“Isso é infernal!”, exclama Lázaro Díaz, um mensageiro cubano de 59 anos que leva um dia em uma fila contando com a sorte para conseguir gasolina, em meio à crise de escassez de combustível mais prolongada que os habitantes de Havana dizem ter vivido em anos.

Nas ruas da capital cubana circulam cada vez menos automóveis e longas filas de veículos se estendem por quilômetros em torno dos postos de gasolina da cidade.

As consequências dessa crise são diretas na vida econômica e social do país.

Cinco universidades, uma em Havana e quatro em outras províncias, suspenderam aulas presenciais esta semana pela contingência energética, enquanto que, com o transporte público afetado, muitas pessoas que não conseguem chegar aos seus trabalhos voltaram para o teletrabalho.

A companhia elétrica pediu para os usuários mandarem por e-mail o registro de seus medidores, pois “a situação com o combustível” pode impedir os seus empregados de “chegar a todos e cada um dos seus clientes” para fazer a leitura, segundo mensagens enviadas a seus usuários.

Porém, Lázaro é um trabalhador autônomo e diz que sem sua motocicleta não pode ganhar o dinheiro de que necessita para manter sua esposa, filhos e até netos.

“Não tenho combustível, não posso trabalhar. Anteontem não trabalhei, ontem não trabalhei”, diz encostado em uma parede debaixo do intenso sol de meio-dia. “Não posso viver fazendo fila”, acrescenta.

Acostumados à recorrente falta de gasolina, os cubanos afirmam que essa crise, iniciada no fim de março, é a pior.

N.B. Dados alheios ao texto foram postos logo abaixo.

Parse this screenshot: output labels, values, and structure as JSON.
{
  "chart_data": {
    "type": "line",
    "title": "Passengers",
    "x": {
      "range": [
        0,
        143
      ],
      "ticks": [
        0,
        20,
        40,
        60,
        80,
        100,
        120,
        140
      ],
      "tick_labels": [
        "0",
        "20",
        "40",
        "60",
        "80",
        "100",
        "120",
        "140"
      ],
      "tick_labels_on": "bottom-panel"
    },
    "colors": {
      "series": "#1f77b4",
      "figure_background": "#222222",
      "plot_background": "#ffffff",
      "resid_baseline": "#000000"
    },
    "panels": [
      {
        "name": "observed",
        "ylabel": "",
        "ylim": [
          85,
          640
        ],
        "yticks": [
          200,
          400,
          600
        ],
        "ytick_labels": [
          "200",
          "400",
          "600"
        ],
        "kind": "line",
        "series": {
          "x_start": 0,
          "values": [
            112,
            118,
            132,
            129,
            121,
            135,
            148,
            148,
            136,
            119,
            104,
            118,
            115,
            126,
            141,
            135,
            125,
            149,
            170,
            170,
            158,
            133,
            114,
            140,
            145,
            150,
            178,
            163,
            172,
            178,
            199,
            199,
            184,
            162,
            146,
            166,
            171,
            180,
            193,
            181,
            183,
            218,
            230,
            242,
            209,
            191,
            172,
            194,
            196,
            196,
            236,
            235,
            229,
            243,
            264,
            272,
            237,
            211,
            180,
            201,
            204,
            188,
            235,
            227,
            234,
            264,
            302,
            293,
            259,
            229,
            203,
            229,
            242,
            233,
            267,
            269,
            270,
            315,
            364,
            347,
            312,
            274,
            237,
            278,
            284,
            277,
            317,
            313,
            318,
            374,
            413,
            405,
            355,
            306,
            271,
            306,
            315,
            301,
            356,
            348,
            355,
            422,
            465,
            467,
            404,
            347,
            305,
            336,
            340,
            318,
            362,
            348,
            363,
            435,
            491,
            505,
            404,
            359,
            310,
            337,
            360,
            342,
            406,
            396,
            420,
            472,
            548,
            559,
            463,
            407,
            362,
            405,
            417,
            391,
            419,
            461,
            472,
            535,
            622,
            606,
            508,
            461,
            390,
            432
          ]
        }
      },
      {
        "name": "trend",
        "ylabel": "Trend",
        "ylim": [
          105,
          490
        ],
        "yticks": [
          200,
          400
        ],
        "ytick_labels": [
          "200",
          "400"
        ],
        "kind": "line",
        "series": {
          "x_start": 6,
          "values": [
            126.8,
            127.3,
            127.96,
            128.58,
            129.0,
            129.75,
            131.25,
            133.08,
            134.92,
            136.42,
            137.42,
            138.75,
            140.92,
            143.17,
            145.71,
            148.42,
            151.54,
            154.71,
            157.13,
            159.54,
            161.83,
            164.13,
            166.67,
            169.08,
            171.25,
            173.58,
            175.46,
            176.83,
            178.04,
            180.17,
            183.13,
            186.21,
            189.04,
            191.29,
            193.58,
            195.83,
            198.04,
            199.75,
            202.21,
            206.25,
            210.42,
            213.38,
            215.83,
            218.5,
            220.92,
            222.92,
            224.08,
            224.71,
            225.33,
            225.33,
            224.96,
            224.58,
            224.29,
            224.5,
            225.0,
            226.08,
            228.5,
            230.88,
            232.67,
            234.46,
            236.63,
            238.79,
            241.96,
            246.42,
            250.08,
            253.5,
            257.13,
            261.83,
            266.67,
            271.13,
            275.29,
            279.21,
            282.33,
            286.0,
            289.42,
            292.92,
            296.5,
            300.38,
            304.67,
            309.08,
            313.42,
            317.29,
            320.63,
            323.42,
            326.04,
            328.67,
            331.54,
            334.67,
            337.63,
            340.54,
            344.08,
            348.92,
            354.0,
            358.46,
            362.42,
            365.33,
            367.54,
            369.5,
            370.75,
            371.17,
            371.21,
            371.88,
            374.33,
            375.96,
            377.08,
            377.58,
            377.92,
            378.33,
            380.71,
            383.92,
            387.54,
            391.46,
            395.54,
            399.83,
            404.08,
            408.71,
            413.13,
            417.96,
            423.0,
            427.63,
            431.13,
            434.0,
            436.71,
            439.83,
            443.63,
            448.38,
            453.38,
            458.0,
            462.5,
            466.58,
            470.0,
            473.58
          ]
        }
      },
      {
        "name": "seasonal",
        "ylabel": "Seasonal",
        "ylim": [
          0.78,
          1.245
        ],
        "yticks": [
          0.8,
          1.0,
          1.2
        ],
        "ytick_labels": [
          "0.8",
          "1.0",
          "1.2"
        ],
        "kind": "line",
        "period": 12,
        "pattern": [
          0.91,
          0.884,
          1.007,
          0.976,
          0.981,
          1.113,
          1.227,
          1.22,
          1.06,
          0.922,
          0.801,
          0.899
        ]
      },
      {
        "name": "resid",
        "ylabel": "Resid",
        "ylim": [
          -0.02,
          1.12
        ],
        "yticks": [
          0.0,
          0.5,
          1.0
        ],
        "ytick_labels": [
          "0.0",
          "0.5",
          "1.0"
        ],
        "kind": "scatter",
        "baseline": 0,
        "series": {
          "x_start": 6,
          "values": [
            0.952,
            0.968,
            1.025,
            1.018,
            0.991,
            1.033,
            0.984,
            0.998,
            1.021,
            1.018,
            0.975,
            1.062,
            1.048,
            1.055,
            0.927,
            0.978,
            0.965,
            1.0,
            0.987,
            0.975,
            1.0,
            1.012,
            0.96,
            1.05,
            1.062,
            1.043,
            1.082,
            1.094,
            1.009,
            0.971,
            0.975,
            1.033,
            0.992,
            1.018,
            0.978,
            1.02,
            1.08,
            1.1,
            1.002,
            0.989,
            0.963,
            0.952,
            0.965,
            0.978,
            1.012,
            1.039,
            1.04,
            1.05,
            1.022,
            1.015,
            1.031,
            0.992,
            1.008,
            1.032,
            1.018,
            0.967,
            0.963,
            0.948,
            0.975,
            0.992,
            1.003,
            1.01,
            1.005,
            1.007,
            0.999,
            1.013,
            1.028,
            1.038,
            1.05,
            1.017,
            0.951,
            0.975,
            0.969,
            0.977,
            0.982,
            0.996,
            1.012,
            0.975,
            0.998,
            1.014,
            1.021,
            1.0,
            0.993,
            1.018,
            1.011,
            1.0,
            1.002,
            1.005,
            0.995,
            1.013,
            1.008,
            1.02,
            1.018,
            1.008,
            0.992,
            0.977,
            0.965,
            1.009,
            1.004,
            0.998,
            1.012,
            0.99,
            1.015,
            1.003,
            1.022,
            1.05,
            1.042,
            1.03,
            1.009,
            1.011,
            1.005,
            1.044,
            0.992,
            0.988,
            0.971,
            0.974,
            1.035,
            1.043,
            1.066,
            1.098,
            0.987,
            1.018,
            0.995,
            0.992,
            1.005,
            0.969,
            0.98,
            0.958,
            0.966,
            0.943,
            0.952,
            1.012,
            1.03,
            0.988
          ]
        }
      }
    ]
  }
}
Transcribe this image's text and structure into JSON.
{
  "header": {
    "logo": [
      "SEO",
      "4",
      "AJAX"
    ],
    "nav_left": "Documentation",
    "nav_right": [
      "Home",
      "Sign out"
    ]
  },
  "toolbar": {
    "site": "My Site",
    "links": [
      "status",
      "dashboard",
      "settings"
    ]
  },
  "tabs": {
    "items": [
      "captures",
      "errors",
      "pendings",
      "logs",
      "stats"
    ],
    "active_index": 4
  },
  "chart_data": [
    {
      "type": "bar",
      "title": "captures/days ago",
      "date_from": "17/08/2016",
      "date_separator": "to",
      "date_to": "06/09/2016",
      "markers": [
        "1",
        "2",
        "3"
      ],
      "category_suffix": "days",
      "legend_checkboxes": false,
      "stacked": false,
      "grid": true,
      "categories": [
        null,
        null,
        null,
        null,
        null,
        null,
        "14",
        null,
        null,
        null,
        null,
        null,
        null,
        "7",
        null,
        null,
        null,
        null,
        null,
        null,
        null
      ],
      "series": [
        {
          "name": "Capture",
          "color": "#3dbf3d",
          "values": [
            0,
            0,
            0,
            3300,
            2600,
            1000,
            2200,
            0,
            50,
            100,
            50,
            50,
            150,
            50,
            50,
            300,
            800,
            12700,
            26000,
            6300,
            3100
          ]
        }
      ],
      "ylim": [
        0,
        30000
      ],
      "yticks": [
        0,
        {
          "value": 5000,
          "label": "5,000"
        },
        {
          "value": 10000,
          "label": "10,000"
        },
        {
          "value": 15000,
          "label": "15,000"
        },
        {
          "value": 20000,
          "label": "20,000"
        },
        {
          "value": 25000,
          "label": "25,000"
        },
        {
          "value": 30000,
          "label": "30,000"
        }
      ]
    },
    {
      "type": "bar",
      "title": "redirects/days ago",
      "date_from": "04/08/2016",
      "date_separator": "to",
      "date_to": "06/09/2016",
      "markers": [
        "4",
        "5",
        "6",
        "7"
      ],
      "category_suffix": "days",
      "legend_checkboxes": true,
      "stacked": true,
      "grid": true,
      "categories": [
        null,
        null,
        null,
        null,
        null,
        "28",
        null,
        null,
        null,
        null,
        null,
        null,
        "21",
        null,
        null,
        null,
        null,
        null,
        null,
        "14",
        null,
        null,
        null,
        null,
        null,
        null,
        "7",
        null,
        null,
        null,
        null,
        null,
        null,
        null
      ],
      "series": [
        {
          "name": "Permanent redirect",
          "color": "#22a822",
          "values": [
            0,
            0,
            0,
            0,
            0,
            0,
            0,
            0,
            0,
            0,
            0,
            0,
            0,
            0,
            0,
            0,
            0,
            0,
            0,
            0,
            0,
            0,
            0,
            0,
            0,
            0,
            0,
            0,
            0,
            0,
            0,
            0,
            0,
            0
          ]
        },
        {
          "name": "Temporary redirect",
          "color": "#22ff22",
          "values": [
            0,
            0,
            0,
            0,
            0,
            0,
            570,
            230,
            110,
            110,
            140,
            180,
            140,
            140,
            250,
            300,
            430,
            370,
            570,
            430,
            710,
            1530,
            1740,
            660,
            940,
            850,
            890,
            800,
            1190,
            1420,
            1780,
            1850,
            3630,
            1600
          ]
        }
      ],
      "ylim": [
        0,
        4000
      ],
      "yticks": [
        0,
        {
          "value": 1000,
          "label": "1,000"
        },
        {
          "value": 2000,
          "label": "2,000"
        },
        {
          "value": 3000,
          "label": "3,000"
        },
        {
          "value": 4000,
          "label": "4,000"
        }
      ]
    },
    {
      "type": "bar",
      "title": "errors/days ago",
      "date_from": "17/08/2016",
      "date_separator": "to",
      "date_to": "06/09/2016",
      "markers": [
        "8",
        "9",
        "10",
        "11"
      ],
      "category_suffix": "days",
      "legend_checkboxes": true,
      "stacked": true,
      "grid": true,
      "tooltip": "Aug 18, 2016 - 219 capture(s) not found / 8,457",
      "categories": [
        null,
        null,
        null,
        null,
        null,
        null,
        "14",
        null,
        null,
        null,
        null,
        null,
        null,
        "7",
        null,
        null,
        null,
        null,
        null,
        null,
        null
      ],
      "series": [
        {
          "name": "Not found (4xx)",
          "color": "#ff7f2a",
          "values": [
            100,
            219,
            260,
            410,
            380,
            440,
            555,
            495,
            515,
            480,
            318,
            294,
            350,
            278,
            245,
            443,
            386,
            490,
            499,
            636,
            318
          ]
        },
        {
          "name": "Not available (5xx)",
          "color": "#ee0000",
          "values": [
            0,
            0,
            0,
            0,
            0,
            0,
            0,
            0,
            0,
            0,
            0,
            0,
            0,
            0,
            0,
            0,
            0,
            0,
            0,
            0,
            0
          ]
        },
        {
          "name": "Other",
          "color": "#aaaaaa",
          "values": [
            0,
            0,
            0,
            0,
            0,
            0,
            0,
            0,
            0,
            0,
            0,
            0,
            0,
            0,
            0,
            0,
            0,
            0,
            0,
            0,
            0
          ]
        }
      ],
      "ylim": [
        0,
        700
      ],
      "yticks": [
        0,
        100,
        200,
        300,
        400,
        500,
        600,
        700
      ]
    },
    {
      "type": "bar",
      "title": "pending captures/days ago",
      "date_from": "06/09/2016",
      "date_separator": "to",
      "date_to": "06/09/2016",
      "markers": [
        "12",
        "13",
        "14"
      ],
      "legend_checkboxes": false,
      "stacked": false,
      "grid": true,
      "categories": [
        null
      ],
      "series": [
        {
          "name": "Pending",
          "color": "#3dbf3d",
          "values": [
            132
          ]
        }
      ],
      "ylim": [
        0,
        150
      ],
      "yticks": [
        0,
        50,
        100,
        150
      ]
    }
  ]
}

“Foi a mais crítica”, diz Édgar Sánchez, um treinador de vôlei de 43 anos que não pôde sair para trabalhar, pois seu Lada soviético ficou sem combustível.

“Não somos produtores de petróleo, dependemos do mundo”, reclama em uma fila, na qual leva sete horas, lamentando que Cuba seja um país “bloqueado financeiramente” pelos EUA há mais de 60 anos.

– Evitar “o abastecimento zero” –

Em meados de abril, o presidente Miguel Díaz-Canel admitiu não ter “clareza” de como conseguirá “sair dessa situação”.

Segundo ele, Cuba consome na atualidade “menos de 400 toneladas” de combustível das 500 a 600 de que necessita diariamente.

Ele explicou que os países que fornecem petróleo para Cuba não cumpriram com seus compromissos porque enfrentam “uma situação energética complexa”, sem mencionar a quais nações se refere.

As autoridades adiantaram que as dificuldades continuarão durante abril e maio. “Vamos continuar a extrair combustível parcialmente” para evitar “o abastecimento zero”, disse Vicente da O Levy, ministro da Energia e Minas.

Para Jorge Piñón, especialista em política energética da Universidade do Texas, as queixas do presidente são dirigidas à Venezuela, principal fornecedor de Cuba.

“O problema é que Cuba não tem dinheiro, não pode pagar à vista por esse petróleo” e o troca com Caracas por trabalhadores como professores e médicos, explica.

O fornecimento de petróleo caiu em 2021 de 100.000 barris diários para cerca de 57.000 em média, um número que se manteve em 2022 e no primeiro trimestre de 2023, explica Piñon. Além disso, a ilha produz aproximadamente 40.000 barris.

No último ano, a Rússia também enviou a crédito “três ou quatro carregamentos de petróleo bruto”, enquanto a Argélia provê um pouco “de vez em quando”, acrescenta o especialista.

– “Fechar a torneira” –

Diante deste cenário, Cuba “tomou a decisão de fechar a torneira”, para ter combustível suficiente nos próximos meses, acrescenta Piñón.

Com uma frota de cerca de 600.000 carros para 11,1 milhões de habitantes, o país consome cinco vezes menos combustível do que países como Guatemala e República Dominicana, afirma o especialista.

As autoridades têm preservado a disponibilidade para atividades prioritárias, entre as quais está o setor do turismo, motor da economia cubana.

Pelo menos um posto de gasolina foi reservado a veículos com placa tipo “T”, de turismo. Os carros alugados ou ônibus para excursão avançam de forma um pouco mais fluida, embora tampouco se salvem das filas.

Os cubanos criaram grupos de Whatsapp, que apitam dia e noite com informação de todo tipo sobre a longa espera.

Há grupos para todos os gostos, para motoristas de táxi, de carros particulares, de empresas, e inclusive os diplomatas se comunicam por ali para organizar suas filas.

Os motoristas ficam ligados em qualquer informação, mesmo de longe.

Em Matanzas, um importante porto de distribuição de combustível a 100 km de Havana, um taxista escreveu no sábado em seu grupo de Whatsapp: “estou olhando para três barcos, dois descarregaram e um está descarregando agora. Vamos ver se isto nos serve de alento”.